The FEA showed that D1 models transmitted more stresses to the tooth structure than the D2 models concentrated in CEJ and in the boxes; this can explain the catastrophic failure in the ring inlay design. The FEA also showed higher stress magnitude in the cement layer with FRC, so debonding occurred; however, zirconia transmitted less stress to the cement line. Regarding the lingual coverage retainer (D2), no feature of retention or resistance was performed, and the retention was dependent only on the adhesion with enamel, so this design showed more adhesive failures than D1. In contrast, this design transmitted less stress to the tooth structure, and no catastrophic failure was recorded in both subgroup. For zirconia subgroups, a significantly higher failure load was recorded in comparison with FRC subgroups, with more stresses transmitted to the tooth structure. While in FRC subgroups, higher stresses were transmitted to the cement, corroborating the higher in vitro debonding rate.

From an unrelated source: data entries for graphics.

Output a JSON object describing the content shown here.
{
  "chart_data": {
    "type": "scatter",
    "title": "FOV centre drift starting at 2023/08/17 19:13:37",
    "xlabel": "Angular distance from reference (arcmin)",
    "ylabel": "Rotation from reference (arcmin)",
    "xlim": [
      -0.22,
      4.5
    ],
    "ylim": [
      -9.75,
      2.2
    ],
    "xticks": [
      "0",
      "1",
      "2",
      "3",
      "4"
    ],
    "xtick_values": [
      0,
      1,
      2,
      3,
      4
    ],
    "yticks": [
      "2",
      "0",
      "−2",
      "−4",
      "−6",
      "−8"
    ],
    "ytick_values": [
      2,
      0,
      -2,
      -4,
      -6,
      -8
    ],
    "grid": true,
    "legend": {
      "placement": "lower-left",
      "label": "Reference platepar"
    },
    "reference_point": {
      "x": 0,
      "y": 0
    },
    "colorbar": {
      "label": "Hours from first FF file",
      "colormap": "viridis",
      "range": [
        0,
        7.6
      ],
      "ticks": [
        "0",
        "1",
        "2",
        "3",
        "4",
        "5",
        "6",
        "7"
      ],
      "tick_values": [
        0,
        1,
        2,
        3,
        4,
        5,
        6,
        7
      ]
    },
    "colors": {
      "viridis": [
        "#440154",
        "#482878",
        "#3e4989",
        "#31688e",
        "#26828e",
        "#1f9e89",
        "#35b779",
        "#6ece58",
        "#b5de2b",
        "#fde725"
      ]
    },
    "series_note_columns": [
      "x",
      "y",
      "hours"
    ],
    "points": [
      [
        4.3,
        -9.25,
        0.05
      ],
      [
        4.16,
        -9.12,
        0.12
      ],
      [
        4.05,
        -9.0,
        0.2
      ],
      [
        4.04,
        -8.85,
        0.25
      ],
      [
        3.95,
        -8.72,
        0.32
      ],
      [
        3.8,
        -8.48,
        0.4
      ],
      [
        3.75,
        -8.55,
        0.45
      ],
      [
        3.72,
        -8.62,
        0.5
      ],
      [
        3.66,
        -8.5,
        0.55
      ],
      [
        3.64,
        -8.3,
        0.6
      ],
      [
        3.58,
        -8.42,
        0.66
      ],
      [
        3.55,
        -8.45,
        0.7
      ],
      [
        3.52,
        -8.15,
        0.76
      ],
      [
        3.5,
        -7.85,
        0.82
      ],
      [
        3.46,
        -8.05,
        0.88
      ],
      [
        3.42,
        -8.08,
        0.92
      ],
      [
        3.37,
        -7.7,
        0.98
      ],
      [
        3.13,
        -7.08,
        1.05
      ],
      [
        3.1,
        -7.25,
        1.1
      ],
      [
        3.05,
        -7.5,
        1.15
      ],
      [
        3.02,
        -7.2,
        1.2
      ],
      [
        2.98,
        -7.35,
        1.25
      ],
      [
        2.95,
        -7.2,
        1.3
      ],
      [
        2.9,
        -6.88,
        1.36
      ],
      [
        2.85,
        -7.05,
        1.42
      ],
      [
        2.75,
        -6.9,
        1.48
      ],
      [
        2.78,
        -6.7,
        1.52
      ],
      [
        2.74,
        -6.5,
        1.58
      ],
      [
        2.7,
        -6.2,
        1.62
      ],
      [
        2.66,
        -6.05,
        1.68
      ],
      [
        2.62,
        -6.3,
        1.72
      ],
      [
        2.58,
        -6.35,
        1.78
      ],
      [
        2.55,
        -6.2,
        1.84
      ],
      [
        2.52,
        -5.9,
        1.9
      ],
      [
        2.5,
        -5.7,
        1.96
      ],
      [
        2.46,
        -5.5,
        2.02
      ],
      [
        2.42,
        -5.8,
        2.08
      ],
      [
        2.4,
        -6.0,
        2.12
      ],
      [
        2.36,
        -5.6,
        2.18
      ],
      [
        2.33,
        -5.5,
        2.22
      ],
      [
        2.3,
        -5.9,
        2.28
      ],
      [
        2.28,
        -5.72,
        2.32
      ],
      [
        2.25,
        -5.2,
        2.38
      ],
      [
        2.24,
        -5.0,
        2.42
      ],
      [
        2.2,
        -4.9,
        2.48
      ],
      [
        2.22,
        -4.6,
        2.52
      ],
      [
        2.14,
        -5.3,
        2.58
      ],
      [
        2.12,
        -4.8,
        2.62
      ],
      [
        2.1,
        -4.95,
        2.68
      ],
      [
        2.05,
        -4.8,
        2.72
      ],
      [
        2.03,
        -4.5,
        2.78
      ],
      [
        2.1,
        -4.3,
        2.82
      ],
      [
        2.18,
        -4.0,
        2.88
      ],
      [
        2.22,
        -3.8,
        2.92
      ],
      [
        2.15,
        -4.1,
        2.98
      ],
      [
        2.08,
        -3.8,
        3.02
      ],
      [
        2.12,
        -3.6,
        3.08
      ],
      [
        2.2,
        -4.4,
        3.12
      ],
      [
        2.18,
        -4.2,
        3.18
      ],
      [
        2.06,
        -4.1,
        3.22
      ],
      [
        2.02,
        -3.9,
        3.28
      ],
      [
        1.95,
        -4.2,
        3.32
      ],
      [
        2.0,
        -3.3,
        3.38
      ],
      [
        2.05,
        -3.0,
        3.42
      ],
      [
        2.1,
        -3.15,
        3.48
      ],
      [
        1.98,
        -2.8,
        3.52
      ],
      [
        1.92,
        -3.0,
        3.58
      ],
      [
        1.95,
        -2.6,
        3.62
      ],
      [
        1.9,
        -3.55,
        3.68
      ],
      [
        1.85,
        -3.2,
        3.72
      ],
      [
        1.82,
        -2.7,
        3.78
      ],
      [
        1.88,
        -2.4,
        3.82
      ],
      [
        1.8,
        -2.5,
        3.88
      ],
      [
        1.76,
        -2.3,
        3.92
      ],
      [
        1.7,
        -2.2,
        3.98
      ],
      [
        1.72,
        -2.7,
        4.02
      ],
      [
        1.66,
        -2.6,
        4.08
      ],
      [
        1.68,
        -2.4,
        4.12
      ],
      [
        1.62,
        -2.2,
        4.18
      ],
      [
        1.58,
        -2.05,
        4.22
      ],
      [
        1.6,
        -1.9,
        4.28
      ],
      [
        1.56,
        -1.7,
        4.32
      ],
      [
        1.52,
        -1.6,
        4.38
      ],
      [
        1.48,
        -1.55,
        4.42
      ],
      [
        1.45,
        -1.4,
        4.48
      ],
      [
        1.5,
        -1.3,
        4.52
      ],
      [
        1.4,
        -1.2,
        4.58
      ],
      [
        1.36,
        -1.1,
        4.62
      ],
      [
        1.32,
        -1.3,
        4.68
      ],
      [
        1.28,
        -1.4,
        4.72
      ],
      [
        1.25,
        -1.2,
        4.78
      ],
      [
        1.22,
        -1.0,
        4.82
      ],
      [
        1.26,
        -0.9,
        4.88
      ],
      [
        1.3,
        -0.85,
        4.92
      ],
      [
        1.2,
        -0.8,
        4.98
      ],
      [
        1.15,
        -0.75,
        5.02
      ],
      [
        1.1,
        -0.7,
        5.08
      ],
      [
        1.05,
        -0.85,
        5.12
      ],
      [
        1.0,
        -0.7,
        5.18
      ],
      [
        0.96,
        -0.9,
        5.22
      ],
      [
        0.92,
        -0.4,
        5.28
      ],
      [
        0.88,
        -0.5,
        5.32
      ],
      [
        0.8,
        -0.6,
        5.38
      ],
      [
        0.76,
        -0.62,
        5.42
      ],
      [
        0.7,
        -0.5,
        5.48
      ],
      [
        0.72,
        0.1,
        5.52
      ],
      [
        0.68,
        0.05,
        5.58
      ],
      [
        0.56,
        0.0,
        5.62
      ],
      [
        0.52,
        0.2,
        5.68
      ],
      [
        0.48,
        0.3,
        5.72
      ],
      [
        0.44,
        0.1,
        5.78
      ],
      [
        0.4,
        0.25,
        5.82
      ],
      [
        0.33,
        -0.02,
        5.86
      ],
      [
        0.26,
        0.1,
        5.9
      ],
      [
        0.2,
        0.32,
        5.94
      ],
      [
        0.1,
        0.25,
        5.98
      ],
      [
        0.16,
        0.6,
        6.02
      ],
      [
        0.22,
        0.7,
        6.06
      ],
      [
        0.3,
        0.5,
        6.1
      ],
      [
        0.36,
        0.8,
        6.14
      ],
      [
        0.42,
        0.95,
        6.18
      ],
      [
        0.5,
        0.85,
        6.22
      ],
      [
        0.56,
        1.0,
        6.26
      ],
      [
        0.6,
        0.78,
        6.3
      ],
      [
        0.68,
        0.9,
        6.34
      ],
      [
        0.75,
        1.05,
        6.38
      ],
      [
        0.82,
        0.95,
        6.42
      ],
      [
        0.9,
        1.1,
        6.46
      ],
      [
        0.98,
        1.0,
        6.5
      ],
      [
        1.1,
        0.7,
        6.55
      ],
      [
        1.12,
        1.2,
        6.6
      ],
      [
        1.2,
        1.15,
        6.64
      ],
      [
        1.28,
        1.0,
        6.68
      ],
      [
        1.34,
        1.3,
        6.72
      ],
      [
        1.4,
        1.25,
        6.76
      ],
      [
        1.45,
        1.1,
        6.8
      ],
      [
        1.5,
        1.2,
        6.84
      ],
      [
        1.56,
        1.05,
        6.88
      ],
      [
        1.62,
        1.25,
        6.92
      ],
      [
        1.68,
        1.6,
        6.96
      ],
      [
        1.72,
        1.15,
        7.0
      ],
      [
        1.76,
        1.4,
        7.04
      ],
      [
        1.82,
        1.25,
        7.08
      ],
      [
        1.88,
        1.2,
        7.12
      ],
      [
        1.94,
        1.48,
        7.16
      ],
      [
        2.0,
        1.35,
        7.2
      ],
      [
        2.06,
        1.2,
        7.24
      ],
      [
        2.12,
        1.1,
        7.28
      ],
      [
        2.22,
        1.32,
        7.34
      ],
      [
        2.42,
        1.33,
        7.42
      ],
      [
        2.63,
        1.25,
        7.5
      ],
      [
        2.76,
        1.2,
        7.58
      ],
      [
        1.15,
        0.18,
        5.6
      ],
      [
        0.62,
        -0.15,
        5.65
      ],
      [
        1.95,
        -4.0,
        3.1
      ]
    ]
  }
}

However, the selection of the case and preparation designs are essential factors in the effectiveness of this type of restoration. One of the limitations of the present study was that the load was applied vertically only without resembling the lateral forces as in the oral cavity. The restorations were subjected to the artificial thermo-mechanical aging protocol that only simulates 1 year of clinical services. Other studies with increased thermo-mechanical aging are required. Also, FRC was used as full restoration and not covered by veneering material, the effect of veneering material was not discussed in this study. The finite element method was performed with isotropic materials without defect incorporation and with ideal interfaces. Therefore, it is important to be aware of the fact that the reported values cannot be considered absolute values, and the main purpose was to compare the biomechanical behavior of different designs, interpreting the results from both FEA and mechanical testing simultaneously to reduce the limitations of a single method [45, 46]. Additionally, despite all the limitations, the results are still comparable and can be useful for further study development.

Conclusions

Under the limitations of the study, the following conclusions were drawn:

  1. (1)

    The lingual coverage retainer (D2) enhanced the biomechanical performance within the restoration-tooth complex when used to replace a missing mandibular premolar compared to the inlay ring retainer (D1);

  2. (2)

    Both zirconia and FRC can be used as cantilever RBFDP in the premolar area. Considering the failure mode and tooth stress, FRC is a promising treatment option when manufacturing a cantilever RPFDP;

  3. (3)

    The higher the modulus of elasticity, the greater the stresses of the m RBFDP. However, in all examined models, the materials’ tensile strength was not exceeded during loading.